Passo a tratar aqui de uma inusitada decisão proferida pelo
Superior Tribunal de Justiça, nos autos do Recurso Especial n. 1.299.021,
divulgada no dia 9.3.2017. Tal decisão chegou até a minha pessoa por postagem
de uma amiga, Susana Bruno,[1]
que diz professar a fé segundo os ditames do candomblé. Curiosamente, foi
considerada extorsão a ameaça de fazer trabalhos contra “cliente” que se negou
a reforçar os “trabalhos” inicialmente pactuados. Veja-se a informação do STJ:
Ameaça espiritual serve para configurar
crime de extorsão
Em decisão
unânime, a Sexta Turma do Superior Tribunal de Justiça (STJ) considerou que a
ameaça de emprego de forças espirituais para constranger alguém a entregar
dinheiro é apta a caracterizar o crime de extorsão, ainda que não tenha havido
violência física ou outro tipo de ameaça.
Com esse
entendimento, seguindo o voto do relator, ministro Rogerio Schietti Cruz, a
turma negou provimento ao recurso de uma mulher condenada por extorsão e
estelionato.
O caso
aconteceu em São Paulo. De acordo com o processo, a vítima contratou os
serviços da acusada para realizar trabalhos espirituais de cura.
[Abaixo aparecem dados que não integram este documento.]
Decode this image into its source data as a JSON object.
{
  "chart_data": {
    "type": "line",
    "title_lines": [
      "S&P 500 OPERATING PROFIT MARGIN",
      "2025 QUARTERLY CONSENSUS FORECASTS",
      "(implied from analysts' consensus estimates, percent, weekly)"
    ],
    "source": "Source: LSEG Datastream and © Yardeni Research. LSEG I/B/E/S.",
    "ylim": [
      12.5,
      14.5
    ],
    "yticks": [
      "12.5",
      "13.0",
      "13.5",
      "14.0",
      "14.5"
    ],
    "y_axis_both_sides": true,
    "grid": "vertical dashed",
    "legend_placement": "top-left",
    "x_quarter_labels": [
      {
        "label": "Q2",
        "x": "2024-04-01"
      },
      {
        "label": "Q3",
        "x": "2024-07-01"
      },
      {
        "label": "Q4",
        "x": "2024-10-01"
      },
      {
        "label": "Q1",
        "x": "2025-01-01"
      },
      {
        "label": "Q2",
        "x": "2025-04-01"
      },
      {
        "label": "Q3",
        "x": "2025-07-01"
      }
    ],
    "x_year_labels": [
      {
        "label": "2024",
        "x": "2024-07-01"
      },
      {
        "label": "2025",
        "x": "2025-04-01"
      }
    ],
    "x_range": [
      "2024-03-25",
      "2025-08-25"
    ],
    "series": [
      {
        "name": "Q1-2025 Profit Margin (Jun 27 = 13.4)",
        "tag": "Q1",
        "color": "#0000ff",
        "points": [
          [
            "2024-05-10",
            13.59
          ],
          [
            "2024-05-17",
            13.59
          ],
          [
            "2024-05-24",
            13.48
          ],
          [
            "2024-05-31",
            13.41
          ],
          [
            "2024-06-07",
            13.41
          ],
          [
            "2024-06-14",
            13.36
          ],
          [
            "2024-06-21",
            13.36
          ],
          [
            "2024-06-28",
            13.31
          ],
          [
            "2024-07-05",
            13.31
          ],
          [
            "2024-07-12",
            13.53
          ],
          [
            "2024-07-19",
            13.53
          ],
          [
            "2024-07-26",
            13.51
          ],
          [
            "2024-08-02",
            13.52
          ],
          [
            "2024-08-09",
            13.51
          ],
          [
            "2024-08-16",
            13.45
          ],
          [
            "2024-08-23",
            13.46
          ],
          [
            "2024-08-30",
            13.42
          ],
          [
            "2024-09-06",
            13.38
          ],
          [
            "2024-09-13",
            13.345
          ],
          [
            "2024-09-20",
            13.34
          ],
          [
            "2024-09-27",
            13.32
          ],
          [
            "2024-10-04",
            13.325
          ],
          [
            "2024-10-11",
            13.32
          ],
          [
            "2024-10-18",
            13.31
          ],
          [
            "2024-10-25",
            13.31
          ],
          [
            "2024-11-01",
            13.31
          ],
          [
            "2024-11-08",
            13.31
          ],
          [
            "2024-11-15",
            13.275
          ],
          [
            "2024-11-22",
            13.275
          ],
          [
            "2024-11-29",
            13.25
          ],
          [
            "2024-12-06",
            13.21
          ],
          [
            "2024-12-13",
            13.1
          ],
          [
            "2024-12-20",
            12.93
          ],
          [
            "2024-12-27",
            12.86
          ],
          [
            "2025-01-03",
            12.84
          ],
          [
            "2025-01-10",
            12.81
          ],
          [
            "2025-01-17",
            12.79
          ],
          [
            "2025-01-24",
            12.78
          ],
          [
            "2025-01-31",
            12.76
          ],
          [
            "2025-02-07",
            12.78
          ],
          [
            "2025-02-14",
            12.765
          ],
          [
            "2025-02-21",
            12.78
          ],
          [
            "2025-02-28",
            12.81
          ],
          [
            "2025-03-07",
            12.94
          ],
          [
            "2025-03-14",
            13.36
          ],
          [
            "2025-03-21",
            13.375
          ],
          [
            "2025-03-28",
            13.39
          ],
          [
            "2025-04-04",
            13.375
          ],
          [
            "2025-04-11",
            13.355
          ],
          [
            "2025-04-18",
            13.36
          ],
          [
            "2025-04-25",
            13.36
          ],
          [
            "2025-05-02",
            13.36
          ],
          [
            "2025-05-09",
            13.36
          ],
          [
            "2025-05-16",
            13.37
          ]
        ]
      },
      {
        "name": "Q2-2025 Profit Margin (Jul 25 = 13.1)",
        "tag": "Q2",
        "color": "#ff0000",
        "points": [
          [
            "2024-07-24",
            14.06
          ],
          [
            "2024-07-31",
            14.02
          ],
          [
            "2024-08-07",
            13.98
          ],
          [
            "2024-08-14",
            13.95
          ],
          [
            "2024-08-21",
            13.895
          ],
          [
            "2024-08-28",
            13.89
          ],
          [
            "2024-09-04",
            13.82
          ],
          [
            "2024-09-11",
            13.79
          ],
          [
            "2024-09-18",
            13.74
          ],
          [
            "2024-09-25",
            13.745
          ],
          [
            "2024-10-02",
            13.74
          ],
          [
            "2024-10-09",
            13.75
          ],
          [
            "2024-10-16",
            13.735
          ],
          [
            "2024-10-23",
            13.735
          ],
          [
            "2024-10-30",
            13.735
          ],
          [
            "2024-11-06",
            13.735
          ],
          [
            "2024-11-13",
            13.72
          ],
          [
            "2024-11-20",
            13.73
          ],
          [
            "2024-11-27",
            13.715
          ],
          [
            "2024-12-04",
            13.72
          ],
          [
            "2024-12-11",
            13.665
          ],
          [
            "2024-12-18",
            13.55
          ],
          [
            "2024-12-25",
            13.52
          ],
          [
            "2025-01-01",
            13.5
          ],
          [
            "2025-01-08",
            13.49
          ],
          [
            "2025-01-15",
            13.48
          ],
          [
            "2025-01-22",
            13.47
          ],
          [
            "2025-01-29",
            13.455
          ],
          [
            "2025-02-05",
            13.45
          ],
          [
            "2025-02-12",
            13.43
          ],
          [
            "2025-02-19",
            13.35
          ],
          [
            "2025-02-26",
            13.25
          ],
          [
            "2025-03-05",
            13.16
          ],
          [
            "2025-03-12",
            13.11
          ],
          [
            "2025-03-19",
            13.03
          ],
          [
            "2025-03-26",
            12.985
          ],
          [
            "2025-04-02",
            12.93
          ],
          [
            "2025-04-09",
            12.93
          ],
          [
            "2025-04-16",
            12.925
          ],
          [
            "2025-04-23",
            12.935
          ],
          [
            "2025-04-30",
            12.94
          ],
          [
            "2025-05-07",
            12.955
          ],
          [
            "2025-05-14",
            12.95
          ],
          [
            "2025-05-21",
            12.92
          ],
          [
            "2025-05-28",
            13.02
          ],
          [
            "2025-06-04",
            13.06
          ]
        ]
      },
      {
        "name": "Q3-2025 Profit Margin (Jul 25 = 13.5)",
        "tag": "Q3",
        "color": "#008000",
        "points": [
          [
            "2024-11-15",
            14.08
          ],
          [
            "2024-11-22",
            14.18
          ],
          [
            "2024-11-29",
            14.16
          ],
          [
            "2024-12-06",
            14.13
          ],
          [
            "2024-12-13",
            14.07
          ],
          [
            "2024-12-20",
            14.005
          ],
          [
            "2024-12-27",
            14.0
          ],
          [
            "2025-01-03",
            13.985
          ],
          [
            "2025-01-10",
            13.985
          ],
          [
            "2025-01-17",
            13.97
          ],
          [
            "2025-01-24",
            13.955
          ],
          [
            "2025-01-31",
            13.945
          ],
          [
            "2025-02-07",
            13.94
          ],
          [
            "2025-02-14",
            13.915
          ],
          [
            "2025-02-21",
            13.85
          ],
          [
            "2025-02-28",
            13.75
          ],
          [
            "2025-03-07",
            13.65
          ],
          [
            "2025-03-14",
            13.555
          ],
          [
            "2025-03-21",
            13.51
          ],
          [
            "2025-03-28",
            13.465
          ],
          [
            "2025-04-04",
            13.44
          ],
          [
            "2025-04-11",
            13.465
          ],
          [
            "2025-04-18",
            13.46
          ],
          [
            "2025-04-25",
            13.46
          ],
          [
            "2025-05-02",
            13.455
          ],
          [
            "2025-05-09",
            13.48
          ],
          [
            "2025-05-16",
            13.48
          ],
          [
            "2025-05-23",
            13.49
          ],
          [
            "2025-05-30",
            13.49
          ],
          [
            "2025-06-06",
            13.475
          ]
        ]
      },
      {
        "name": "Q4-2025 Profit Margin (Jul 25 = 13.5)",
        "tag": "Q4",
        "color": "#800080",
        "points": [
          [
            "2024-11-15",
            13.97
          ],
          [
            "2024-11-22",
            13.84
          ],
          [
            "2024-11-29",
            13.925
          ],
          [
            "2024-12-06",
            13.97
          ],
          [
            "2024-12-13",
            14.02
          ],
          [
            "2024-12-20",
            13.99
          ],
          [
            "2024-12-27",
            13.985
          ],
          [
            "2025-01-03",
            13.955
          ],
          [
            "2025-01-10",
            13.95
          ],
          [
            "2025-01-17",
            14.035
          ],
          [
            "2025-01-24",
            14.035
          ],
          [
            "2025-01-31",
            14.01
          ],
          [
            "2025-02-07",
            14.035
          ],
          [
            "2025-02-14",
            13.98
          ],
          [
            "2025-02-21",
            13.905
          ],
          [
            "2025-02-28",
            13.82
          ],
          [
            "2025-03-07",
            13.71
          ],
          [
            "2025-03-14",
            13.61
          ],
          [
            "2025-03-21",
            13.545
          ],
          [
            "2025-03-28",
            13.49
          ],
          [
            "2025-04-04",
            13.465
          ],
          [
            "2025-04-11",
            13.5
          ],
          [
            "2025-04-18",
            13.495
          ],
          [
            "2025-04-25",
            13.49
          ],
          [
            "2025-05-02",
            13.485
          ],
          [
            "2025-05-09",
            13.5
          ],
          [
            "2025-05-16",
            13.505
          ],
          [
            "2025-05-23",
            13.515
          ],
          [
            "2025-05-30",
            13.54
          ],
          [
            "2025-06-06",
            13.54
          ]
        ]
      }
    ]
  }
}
A ré teria
induzido a vítima a erro e, por meio de atos de curandeirismo, obtido vantagens
financeiras de mais de R$ 15 mil.
Tempos
depois, quando a vítima passou a se recusar a dar mais dinheiro, a mulher teria
começado a ameaçá-la. De acordo com a denúncia, ela pediu R$ 32 mil para
desfazer “alguma coisa enterrada no cemitério” contra seus filhos.
Extorsão
A ré foi
condenada a seis anos e 24 dias de reclusão, em regime semiaberto. No STJ, a
defesa pediu sua absolvição ou a desclassificação das condutas para o crime de
curandeirismo, ou ainda a redução da pena e a mudança do regime prisional.
Segundo a
defesa, não houve qualquer tipo de grave ameaça ou uso de violência que pudesse
caracterizar o crime de extorsão. Tudo não teria passado de algo fantasioso,
sem implicar mal grave “apto a intimidar o homem médio”.
Para o
ministro Rogerio Schietti, no entanto, os fatos narrados no acórdão são
suficientes para configurar o crime do artigo 158 do Código
Penal.
“A ameaça
de mal espiritual, em razão da garantia de liberdade religiosa, não pode ser
considerada inidônea ou inacreditável. Para a vítima e boa parte do povo
brasileiro, existe a crença na existência de forças sobrenaturais, manifestada
em doutrinas e rituais próprios, não havendo falar que são fantasiosas e que
nenhuma força possuem para constranger o homem médio. Os meios empregados foram
idôneos, tanto que ensejaram a intimidação da vítima, a consumação e o
exaurimento da extorsão”, disse o ministro.
Curandeirismo
Em relação
à desclassificação das condutas para o crime de curandeirismo, previsto no artigo 284 do
Código Penal,o ministro destacou o entendimento do Tribunal de Justiça de São
Paulo de que a intenção da acusada era, na verdade, enganar a vítima e não
curá-la de alguma doença.
“No
curandeirismo, o agente acredita que, com suas fórmulas, poderá resolver
problema de saúde da vítima, finalidade não evidenciada na hipótese, em que
ficou comprovado, no decorrer da instrução, o objetivo da recorrente de obter
vantagem ilícita, de lesar o patrimônio da vítima, ganância não interrompida
nem sequer mediante requerimento expresso de interrupção das atividades”,
explicou Schietti.
Pena
mantida
O
redimensionamento da pena também foi negado pelo relator. Schietti entendeu
acertada a decisão do tribunal paulista de considerar na dosimetria da pena a
exploração da fragilidade da vítima e os prejuízos psicológicos causados.
Foi determinada,
ainda, a execução imediata da pena, por aplicação do entendimento do Supremo
Tribunal Federal de que seu cumprimento pode se dar logo após a condenação em
órgão colegiado na segunda instância.[2]
Provocado, entendi que não era o caso de existir ameaça,
essencial para concretização, na espécie, tendo assim exposto:
"Ameaçar alguém (...) de mal injusto grave"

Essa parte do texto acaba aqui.